Bugünkü Yazarlar Tüm Yazarlar
Muhiddin NALBANTOĞLU

Muhiddin NALBANTOĞLU

Savaş meydanında, barış hayali...

Türk Kurtuluş Savaşı'nın en sancılı günleri Büyük Taarruz'un hazırlandığı günlere rastlar. Bütün ülke başta TBMM olmak üzere büyük bir sabırsızlık içindedir. Ordu hazırlıklarını tamamlamaktadır. Akşehir'deki son toplantıda Ankara'dan gelerek cepheye katılan Fevzi (Çakmak) Paşa da vardır. Söz alarak Başkumandan Mustafa Kemal'e şunları söyler :

"Milletin nesi var nesi yoksa bütün toplayabildiğim kuvvet bu kadardır. Bununla zaferi kazanmak zorundasın. Fakat sen bu kuvvetlerin kısmı azamını Afyon-Eskişehir cephesine yığdın. Bursa-Ankara hattında büyük bir boşluk bıraktın. Eğer düşman bunun farkında varır da o cepheden saldırıyı başlatırsa bütün cephe çöker ve bizi arkada bırakarak Ankara'ya girebilir. Tarih buna 'cinayet' adını verir. Bunu yapamazsın…"

Türk ordusun bütün saldırı hareketini en ufak noktasına kadar hesaplamış fakat Mareşal'in bu müdahalesini haklı kılacak boşluğu da bırakmıştı. Ordu birlikleri büyük bir gizlilik içinde saldırı hatlarına doğru akmaktadır. Gündüzleri çalı diplerinde, sütre gerilerinde saklanarak, geceleri yürüyüşüne devam etmektedir. TBMM büyük bir sabırsızlık içindedir. Başkumandan Mustafa Kemal Paşa, istihbarat birimlerini toplar. Başlarında Albay Tevfik (Bıyıklıoğlu) vardır. Onlara sorar:

"Düşmanın bizim yaptığımız sığınaklardan hiçbir haberi var mı, istihbaratınızı bir saate kadar bana bildiriniz."

Denilen saatte haber gelmiştir: "Yunan kuvvetlerinin Türk sığınağından hiçbir haberi yoktu. Ve yumruk iner, birkaç gün sonra yapılması düşünülen Büyük Taarruz, o an başlamıştır."

Bu arada o günlerde Eskişehir'de asker arasında da söylenen bir savaş türküsünde anlatıldığı gibi;

"Tekbir ile hücum sesleri gökkubbeyi buldu

Hür Ankara'nın savleti Afyon'da duyuldu

Ulu serdar ile ardındaki muzaffer ordu

Allah diye avaz ederek cenge koyuldu

Türk ordusu saldır hedefin Akdeniz olsun,

Yunan denilen sıska hareminde boğulsun

Tarihi kül olsun o lain bayrağı sönsün

Şanlar dolu tarihine bin menkıbe dolsun"

Güneşin gizlediği tablo

Zafer kazanılmıştır. Türk Başkumandanı Mustafa Kemal Paşa, beraberinde kuvvet kumandanları Garb Cephesi Kumandanı İsmet Paşa ile zafer meydanını gezmektedir. Göz alabildiğine uzanan zafer meydanı genç düşman cesetleri ile doludur. Daha sonra Türk Başkumandanı bu anı anlatırken sesinin titrediğini olayın şahitleri de farkederler.

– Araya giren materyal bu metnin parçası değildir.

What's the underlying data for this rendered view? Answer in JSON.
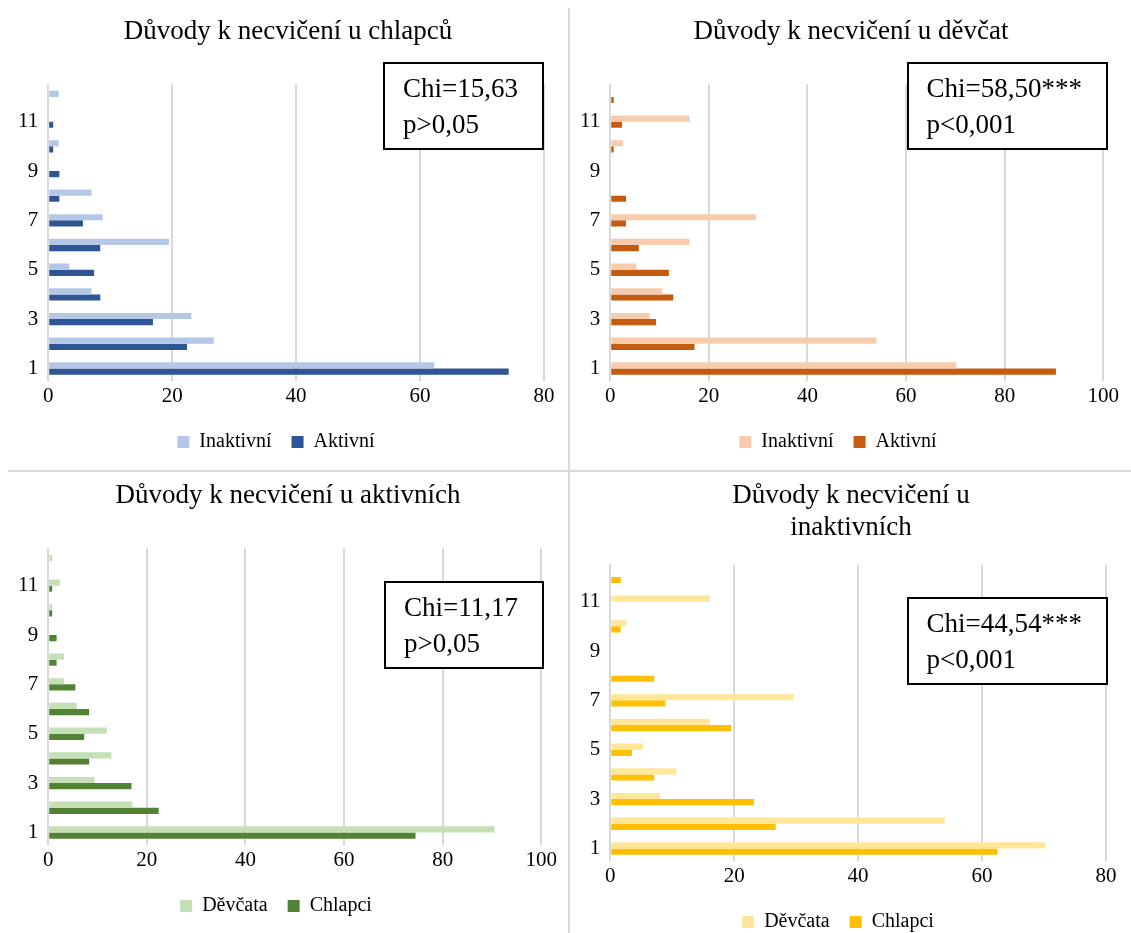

Başkumandan binlerce insan ve hayvan cesetleri karşısında çok büyük bir acı içinde kalmıştır. Şunları söylemiştir:

"Bu manzara, bu feci durum bütün insanlığı utandırabilir. Ama bu, meşru bir vatan müdafasının tabii bir neticesidir. Fakat Türkler başka milletlerin vatanında aynı şeyleri yapmayacaktır. Bizi mecbur ettiler."

Yerde yatan bir Yunan bayrağını kaldırmalarını işaret eder. Sonra:

"Bayrak bir milletin istiklal alametidir. Düşmanın da olsa hürmet etmek lazımdır."

Bu arada cephe Kumandanı İsmet Paşa'nın:

"Paşam, Yunan kuvvetlerini perişan ettiniz…" demesi üzerine:

"İsmet Bey, bu perişan ettiğimiz milletle yarın dost olacağız. Barış içinde yaşayacağız" der.

Gözleri yaşlar içindedir. Daha sonra Türk zaferini TBMM'de açıklarken bu tabloyu "Güneş de bu utanılacak manzarayı insanların gözlerinden gizlemek ister gibi yavaş yavaş grup etmekte idi" cümleleriyle ifade eder.

Bir muzaffer Başkumandan düşününki zafer meydanında bile barış rüyaları göremektedir.